Изменить стиль страницы

— А-а, вон вы кто! — обрадовалась медсестра. — Теперь все понятно. Хеда рассказывала… Вы из Придонска, да? Ну вот. Но я думала, что она фантазирует. Знаете, дети-сироты часто рассказывают друг другу, что родители у них живы и скоро их заберут к себе…

— Ну, слава Богу! — вздохнула Татьяна. — А мы же едем, ничего не знаем. И в Грозном были, и в Хасав-Юрте…

— Здесь она, здесь, — сказала медсестра, поправляя белоснежную шапочку; судя по всему, это была великая чистюля — все на ней сверкало белизной. — Девочка три операции перенесла, настрадалась, конечно. Кость неправильно срослась первый раз, пришлось ломать… Но сейчас все позади. Ходит еще с костыликом, хромает немножко, но держится молодцом. Недели через две-три Юрий Михайлович, это наш завотделением, собирался ее выписывать.

— А вас как зовут? — спросила Изольда девушку.

— Наташа.

— Наташенька, ведите нас к девочке, пожалуйста! Где она?
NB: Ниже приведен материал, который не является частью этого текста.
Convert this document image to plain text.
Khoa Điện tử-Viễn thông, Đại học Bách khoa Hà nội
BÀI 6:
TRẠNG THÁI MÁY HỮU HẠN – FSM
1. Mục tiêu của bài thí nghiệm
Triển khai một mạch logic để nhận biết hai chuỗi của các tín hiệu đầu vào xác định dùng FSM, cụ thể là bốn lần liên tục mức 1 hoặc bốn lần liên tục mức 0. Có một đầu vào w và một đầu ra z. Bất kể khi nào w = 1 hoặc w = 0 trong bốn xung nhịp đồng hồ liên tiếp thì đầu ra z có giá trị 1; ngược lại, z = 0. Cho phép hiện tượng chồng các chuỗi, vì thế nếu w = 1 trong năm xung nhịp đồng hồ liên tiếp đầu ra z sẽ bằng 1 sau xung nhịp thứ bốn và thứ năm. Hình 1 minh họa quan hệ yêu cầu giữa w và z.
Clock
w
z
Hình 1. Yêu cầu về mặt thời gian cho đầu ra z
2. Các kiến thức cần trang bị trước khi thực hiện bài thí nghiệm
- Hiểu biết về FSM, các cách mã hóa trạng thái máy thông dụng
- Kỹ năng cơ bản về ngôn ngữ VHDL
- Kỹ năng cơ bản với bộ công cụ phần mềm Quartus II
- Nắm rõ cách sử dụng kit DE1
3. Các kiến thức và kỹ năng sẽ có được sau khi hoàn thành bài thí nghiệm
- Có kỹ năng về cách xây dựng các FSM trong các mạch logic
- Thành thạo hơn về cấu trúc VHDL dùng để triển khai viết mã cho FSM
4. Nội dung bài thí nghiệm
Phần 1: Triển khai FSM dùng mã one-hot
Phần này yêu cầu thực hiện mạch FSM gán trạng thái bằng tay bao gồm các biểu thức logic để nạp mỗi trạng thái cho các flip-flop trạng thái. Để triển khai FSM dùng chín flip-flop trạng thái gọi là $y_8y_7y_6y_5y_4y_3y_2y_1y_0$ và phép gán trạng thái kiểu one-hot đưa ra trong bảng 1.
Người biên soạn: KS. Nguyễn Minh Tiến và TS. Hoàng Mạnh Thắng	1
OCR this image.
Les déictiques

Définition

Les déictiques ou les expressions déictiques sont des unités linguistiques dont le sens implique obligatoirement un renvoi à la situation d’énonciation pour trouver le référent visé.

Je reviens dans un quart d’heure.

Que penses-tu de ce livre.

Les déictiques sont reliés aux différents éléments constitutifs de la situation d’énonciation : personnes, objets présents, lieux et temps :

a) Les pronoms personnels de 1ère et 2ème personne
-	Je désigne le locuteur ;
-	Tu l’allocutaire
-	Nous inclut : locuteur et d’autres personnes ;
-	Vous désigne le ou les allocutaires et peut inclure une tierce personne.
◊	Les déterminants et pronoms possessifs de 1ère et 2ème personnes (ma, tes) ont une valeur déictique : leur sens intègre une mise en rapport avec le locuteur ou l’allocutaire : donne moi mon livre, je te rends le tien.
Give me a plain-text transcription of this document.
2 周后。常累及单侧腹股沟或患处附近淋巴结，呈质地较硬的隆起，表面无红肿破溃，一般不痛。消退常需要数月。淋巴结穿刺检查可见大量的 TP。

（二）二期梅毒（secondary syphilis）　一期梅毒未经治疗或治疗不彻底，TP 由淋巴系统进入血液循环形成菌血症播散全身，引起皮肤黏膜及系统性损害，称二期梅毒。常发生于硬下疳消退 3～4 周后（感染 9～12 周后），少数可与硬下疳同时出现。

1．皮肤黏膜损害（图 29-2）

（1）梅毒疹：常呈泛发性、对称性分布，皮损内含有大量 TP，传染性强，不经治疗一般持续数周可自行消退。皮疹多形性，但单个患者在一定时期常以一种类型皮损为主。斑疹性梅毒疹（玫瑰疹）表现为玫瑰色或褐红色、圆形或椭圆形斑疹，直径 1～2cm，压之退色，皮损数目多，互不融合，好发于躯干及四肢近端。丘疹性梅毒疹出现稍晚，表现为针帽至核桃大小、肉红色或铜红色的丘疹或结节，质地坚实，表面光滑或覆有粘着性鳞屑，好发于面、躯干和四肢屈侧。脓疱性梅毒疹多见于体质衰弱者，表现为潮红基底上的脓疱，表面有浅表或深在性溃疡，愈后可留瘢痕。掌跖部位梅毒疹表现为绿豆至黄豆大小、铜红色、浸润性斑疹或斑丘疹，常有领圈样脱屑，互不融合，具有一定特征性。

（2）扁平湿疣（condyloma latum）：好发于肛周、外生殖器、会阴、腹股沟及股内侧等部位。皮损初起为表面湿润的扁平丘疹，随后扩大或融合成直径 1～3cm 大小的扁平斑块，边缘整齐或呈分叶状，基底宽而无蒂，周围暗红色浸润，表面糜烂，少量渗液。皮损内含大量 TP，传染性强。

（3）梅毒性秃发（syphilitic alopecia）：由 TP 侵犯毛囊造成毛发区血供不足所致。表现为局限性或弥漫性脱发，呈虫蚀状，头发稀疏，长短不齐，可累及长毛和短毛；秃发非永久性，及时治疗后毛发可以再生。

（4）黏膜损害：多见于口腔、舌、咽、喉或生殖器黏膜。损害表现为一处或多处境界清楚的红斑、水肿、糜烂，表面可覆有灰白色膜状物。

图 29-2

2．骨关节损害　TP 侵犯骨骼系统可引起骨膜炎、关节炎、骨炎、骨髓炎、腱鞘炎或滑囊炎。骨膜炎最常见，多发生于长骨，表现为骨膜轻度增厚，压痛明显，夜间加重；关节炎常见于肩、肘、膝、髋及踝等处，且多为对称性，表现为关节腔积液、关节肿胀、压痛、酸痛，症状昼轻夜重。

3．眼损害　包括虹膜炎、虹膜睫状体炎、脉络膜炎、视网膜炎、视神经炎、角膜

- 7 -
— В парке гуляет. Процедур у нее мало теперь, ходит, ногу разрабатывает. Юрий Михайлович сказал ей: «Хеда, пока костыль не бросишь, не отпущу». А она, честно говоря, и не торопится. Куда девочке идти? О детдоме речь шла… Хорошо, что вы приехали, очень хорошо! Она так обрадуется!

Медсестра повела Татьяну в больничный парк. Пока шли, рассказывала:

— Там у нас травматологическое отделение, там — инфекционное. Новый корпус строится. Скорей бы его построили. Народу много болеет, мест не хватает. У нас же межрайонная больница, народ со всех сторон едет.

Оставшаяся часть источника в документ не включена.